I mentioned that I was arranging to spend a fortnight in Monte Carlo myself.

“How very strange, Mr Eliot,” said Lady Muriel, with recognition rather than enthusiasm. “How very strange indeed.”

I said that I often went to the Mediterranean.

“Indeed,” said Lady Muriel firmly. “I hope we may see something of you there.”

“I hope so, Lady Muriel.”

“And I hope,” she looked at me fixedly, “we may have the pleasure of seeing your wife.”

“I want to take her,” I said. “She may not be well enough to travel, though.”

It was nearly true, but Lady Muriel gave an ominous: “I see, Mr Eliot.”

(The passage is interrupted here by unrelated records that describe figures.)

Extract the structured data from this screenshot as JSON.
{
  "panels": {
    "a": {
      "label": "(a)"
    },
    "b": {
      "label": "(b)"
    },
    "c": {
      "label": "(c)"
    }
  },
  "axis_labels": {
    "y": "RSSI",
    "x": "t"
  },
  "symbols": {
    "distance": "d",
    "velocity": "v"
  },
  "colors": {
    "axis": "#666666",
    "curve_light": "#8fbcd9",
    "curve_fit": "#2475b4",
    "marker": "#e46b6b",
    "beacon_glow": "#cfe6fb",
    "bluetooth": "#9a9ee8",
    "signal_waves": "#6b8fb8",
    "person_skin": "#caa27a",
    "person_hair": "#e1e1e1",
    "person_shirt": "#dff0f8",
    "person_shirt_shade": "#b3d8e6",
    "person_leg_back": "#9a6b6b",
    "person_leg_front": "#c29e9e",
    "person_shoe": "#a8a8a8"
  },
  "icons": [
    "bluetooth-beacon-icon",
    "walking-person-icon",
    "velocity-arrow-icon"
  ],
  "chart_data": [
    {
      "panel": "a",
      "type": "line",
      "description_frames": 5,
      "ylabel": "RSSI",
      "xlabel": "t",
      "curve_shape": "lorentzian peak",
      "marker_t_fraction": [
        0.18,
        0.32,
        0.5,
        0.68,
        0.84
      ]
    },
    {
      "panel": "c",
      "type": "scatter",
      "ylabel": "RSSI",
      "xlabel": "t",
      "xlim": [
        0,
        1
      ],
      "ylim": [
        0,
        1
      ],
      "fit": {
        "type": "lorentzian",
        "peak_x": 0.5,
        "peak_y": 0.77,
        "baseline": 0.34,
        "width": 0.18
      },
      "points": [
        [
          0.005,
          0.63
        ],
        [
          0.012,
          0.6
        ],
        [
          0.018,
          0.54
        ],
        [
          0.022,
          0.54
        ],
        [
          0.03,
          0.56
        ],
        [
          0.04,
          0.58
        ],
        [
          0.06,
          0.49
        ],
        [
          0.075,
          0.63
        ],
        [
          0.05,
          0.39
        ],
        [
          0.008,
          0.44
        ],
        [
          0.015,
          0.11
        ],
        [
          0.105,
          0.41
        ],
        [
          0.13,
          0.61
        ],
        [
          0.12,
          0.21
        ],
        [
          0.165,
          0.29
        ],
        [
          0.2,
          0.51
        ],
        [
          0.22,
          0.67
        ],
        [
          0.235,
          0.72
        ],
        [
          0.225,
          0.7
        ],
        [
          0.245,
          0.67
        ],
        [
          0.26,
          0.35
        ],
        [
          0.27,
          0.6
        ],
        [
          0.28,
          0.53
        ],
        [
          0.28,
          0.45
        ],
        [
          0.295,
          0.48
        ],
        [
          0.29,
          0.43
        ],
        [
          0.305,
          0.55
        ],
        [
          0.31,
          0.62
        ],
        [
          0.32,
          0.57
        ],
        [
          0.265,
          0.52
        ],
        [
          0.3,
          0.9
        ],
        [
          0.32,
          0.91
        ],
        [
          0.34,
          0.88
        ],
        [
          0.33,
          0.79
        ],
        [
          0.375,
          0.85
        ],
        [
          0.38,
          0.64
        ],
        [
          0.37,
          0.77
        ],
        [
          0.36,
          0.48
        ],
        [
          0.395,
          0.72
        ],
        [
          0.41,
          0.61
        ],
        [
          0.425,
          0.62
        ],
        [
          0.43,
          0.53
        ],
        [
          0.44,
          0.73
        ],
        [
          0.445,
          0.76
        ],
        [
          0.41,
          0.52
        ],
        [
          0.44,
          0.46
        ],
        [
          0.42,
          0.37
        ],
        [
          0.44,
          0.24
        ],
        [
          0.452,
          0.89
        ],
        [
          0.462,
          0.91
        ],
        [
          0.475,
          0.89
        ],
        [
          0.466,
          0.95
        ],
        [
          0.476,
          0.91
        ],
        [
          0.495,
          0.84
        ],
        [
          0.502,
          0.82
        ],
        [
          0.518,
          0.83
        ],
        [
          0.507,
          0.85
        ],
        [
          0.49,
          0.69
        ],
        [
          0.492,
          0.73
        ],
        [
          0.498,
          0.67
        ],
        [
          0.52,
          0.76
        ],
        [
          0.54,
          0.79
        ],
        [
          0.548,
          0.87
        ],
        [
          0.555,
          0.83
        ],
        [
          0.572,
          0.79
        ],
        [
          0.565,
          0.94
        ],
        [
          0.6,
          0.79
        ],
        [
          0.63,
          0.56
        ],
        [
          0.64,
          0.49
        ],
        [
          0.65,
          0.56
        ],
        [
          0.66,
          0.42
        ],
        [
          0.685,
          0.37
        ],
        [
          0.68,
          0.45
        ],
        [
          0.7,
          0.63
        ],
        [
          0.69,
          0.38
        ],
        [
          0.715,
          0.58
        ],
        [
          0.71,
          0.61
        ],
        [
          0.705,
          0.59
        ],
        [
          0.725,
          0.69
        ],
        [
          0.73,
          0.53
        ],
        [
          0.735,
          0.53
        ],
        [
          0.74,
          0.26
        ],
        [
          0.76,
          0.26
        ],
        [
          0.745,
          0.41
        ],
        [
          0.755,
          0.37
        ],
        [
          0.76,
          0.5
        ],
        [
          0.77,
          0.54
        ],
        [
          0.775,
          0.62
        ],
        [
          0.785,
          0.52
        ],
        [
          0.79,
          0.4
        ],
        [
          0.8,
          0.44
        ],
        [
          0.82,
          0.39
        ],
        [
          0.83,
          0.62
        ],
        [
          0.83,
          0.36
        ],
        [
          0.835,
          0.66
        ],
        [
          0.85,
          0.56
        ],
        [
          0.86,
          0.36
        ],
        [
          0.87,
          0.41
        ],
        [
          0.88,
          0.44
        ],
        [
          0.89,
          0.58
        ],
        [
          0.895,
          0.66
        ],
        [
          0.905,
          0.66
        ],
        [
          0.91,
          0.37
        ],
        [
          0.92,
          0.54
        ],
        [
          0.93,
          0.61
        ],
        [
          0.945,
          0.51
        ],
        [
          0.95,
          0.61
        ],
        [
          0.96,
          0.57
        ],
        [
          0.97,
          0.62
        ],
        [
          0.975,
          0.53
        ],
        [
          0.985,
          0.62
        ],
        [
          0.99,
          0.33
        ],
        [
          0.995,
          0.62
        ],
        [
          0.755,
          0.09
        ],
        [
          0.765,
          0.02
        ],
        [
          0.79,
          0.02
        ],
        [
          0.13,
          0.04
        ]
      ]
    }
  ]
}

Lady Muriel still expressed surprise that I should be going to Monte Carlo. She had all the incredulity of the rich that anyone should share their pleasures. Rather as though she expected me to answer with the name of an obscure pension, she asked: “May I ask where you are staying?”

“The Hermitage,” I said.

“Really, Mr Eliot,” she said. “Don’t you think that you will find it very expensive?”

During this conversation, I had noticed that Joan’s glance had remained on Roy. Her own face was intent. It was still too young to show the line of her cheekbones. Her eyes were bright blue, and her hair brown and straight. It struck me that she had small, beautiful ears. But her face was open and harassed; I could guess too easily what had fascinated her: I looked across for a second, away from Lady Muriel, and saw Roy, stricken and remote. Usually he would have hung on to each word of the exchange, and parodied it later at my expense: now he was not listening. It seemed by an unnatural effort that he spoke again. Lady Muriel was remarking, in order to reprove my extravagance: “My brother considers it quite impossibly expensive to live in Monte itself. We find it much more practical to take this place outside.”